Highland Reel continued on his travels for the Hong Kong Vase (G1), his first try at 1 1/2 miles since the Gordon, and proved that this might be his best trip after all by dethroning Flintshire. When defending Vase champion Flintshire headed him in the stretch, Highland Reel repelled him with an even stronger change of gear. According to the Hong Kong Jockey Club, Highland Reel clocked his final 400 meters (about quarter-mile) in :22.78 compared to Flintshire’s :23.04.
That Vase result could be a sneak preview of the Breeders’ Cup Turf. To be sure, it’s nearly 11 months on, Flintshire’s found happiness on the U.S. turf with Chad Brown, and the older Highland Reel will no longer benefit from a weight concession as he did last December. But Highland Reel is arguably a better horse himself at this point, and Flintshire may find him as tough to run down at Santa Anita.
You wouldn’t draw that conclusion from Highland Reel’s first two starts of the season. Opening 2016 in the Dubai Sheema Classic (G1), he tired to fourth behind the streaking Postponed and Japanese star Duramente. O’Brien doesn’t tend to have his older horses primed for World Cup night, however, so this strikes me as a well-paid day out.
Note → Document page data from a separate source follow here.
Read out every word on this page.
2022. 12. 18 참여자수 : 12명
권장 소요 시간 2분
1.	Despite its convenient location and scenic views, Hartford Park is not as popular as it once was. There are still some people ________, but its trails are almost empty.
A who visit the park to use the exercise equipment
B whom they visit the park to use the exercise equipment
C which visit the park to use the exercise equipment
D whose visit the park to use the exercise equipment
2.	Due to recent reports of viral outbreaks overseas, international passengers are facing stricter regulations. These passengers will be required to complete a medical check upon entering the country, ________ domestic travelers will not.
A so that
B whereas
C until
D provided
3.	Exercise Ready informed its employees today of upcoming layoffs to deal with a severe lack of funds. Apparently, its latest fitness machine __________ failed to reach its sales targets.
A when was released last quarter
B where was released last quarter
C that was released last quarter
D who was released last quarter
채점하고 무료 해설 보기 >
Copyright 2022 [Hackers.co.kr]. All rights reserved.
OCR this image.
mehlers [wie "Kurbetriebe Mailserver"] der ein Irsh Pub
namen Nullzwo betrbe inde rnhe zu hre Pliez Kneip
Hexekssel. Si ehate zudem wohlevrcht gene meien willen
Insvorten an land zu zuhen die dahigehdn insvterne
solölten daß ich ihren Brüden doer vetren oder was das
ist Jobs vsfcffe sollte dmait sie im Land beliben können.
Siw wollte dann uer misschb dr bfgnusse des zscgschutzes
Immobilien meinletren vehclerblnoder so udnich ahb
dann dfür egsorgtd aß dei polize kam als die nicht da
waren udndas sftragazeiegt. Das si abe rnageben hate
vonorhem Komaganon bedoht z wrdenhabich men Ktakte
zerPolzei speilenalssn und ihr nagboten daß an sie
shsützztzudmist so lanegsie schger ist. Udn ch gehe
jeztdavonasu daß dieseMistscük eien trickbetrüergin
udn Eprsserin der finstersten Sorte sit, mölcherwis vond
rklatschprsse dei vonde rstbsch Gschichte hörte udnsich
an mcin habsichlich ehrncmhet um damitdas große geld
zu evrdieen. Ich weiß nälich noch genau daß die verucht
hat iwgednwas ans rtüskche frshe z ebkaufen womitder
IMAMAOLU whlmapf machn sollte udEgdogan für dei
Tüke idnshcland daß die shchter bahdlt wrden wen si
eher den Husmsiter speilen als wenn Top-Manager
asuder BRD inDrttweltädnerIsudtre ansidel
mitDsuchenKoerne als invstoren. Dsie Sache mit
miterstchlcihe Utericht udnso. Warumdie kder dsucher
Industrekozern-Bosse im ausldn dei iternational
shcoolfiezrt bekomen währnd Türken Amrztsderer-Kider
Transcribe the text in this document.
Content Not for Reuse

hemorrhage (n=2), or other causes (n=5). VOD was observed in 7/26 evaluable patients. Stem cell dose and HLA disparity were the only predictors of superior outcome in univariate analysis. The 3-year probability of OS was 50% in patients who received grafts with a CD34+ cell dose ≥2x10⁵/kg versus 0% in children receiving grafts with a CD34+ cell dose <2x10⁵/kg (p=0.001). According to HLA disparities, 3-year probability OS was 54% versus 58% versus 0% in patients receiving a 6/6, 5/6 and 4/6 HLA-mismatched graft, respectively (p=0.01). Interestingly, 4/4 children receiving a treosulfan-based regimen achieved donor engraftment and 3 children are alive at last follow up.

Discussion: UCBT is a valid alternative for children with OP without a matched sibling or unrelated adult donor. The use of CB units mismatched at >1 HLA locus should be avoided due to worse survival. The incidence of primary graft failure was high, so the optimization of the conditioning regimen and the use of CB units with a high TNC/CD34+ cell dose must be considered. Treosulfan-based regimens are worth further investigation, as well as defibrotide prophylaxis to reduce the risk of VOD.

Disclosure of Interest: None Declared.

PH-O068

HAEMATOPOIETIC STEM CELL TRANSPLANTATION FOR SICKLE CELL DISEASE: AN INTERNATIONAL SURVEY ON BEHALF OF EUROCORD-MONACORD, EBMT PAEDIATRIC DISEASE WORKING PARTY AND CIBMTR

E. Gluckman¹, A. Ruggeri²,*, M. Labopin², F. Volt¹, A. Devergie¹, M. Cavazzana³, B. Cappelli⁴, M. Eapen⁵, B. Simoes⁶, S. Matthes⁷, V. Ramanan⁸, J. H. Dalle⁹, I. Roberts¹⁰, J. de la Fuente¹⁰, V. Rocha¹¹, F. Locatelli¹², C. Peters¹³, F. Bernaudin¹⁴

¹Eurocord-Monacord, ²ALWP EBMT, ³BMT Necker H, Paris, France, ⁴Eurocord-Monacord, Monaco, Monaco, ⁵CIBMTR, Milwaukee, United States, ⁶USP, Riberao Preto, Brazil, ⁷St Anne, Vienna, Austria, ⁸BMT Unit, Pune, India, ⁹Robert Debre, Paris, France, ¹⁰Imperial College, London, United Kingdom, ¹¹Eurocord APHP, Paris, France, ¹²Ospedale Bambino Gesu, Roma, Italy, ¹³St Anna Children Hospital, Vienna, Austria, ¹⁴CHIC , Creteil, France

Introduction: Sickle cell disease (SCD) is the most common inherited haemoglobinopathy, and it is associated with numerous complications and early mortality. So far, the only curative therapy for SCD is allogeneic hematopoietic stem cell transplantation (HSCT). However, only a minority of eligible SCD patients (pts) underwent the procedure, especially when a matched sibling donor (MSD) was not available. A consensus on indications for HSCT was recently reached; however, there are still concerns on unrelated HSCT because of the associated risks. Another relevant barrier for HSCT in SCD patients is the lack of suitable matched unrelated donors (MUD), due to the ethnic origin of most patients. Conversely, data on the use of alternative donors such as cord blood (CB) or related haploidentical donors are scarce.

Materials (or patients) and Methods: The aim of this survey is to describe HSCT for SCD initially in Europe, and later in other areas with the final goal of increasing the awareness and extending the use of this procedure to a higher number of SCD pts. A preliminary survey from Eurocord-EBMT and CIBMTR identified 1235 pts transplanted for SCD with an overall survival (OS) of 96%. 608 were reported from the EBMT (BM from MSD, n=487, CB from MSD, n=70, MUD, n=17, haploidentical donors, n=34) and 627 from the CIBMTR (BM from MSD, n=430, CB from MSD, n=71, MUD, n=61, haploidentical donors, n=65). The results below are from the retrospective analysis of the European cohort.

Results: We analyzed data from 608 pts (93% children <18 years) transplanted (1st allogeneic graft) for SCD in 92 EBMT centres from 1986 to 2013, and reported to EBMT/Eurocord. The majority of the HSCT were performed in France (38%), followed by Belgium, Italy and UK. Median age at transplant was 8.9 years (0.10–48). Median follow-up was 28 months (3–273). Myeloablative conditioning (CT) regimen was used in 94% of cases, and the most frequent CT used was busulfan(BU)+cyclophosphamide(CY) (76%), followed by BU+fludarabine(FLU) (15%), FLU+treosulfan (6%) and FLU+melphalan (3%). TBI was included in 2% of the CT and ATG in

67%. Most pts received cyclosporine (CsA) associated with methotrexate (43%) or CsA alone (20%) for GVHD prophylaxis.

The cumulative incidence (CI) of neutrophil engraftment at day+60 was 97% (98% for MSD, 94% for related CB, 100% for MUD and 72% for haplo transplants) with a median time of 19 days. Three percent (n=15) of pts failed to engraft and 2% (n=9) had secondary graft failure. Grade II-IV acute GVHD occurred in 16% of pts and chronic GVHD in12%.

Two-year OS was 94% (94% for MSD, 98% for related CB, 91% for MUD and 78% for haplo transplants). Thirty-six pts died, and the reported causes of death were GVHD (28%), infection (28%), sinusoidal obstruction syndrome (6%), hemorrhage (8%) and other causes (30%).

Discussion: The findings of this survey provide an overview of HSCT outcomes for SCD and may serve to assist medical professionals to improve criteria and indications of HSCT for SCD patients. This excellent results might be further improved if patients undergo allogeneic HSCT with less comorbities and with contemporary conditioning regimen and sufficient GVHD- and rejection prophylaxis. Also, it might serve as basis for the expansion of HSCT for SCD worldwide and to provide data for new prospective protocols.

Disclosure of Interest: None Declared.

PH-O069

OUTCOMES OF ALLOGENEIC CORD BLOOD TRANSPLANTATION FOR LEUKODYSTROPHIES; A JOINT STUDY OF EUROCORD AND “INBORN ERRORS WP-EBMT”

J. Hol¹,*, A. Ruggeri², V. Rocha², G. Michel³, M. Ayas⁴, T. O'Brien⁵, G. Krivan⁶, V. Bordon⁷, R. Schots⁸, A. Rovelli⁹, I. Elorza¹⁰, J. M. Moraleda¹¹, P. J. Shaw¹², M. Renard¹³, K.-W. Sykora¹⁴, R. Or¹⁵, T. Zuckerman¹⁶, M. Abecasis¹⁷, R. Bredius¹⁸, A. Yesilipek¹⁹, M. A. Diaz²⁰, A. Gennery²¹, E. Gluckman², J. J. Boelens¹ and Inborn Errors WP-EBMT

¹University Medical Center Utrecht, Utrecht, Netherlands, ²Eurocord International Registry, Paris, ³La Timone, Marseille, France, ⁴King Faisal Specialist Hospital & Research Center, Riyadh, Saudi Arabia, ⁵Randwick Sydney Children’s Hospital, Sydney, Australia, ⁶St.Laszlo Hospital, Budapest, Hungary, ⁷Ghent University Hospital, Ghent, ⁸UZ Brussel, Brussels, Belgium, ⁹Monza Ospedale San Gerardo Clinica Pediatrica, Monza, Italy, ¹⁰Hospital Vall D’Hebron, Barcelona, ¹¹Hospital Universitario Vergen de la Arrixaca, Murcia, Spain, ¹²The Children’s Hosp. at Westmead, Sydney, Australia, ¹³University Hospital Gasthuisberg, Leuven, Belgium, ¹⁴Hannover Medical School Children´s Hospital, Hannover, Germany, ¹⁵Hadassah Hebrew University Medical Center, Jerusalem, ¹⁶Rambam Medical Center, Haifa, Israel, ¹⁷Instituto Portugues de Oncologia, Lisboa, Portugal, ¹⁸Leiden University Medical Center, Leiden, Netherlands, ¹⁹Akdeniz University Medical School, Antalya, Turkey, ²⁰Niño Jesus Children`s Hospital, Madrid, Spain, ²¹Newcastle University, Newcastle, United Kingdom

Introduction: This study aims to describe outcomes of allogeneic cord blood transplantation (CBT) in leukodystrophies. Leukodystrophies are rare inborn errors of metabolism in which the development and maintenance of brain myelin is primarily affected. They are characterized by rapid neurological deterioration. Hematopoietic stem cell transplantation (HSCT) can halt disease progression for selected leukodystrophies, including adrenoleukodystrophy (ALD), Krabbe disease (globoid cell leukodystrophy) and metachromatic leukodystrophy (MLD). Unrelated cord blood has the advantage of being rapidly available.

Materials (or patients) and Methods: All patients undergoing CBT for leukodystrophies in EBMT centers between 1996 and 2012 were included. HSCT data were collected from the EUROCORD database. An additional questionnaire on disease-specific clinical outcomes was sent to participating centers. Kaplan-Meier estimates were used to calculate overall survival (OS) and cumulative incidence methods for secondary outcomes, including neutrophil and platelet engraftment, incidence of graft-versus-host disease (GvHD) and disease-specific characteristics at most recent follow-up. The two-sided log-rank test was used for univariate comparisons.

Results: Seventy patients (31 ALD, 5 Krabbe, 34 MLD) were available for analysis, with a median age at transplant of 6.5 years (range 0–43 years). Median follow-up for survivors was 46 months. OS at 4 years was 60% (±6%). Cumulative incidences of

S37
Highland Reel returned to Hong Kong for the QE II Cup (G1) at about 1 1/4 miles, but the yielding ground (and a strange trip that saw him shuffled back) conspired against him in eighth. Although the ground wasn’t ideal in his first start of his European campaign in Royal Ascot’s Hardwicke (G2), Highland Reel battled mightily (despite his rider’s dropping the whip) and just missed to The Queen’s Dartmouth. He appeared to enjoy the return to 1 1/2 miles.
Conditions were much better over the same course and distance in the King George VI & Queen Elizabeth (G1), and Highland Reel executed a superb front-running performance in this “Win and You’re In” for the Turf.
It wasn’t the deepest renewal of the King George, but Highland Reel underscored his own personal merit next time, albeit in defeat, in the Juddmonte International (G1). Passed by Postponed at the top of the stretch, Highland Reel stayed on resolutely, drew a bit closer the farther they went in the about 1 5/16-mile test, and finished second.
Highland Reel tried the Irish Champion again, only to catch a yielding course for the second straight year. He was also spent by chasing a rabbit on the softer inside part of the track, making his seventh-place effort forgivable.
Back up to about 1 1/2 miles on a good course for the Prix de l’Arc de Triomphe (G1), Highland Reel was the middle leg of O’Brien’s epic trifecta. He couldn’t outkick Found, but excelled the rest in second.
As the only 2016 Arc loser in the Turf field, Highland Reel owns the key stat in the history of this race. The Arc has been the most productive lead-in to the Turf. Although a reigning Arc winner has yet to win a Breeders’ Cup race, 10 Arc losers have come back that fall to win the Turf.
With his tactical flexibility, Highland Reel will secure a good early position, either on or close to the lead. And unless O’Brien calls an audible and opts for the Turf with Pretty Perfect, there’s no dedicated front runner in the field. Highland Reel could lead them on a merry dance.
A Breeders’ Cup Turf trophy would cap an outstanding curriculum vitae. For that very reason, I’d be surprised if the Coolmore brain trust gave Found another chance to beat him in this spot. She appears headed for a dirt experiment in the Classic (G1), her first preference. It would be an even bigger surprise if Highland Reel switched to his second preference in the Classic.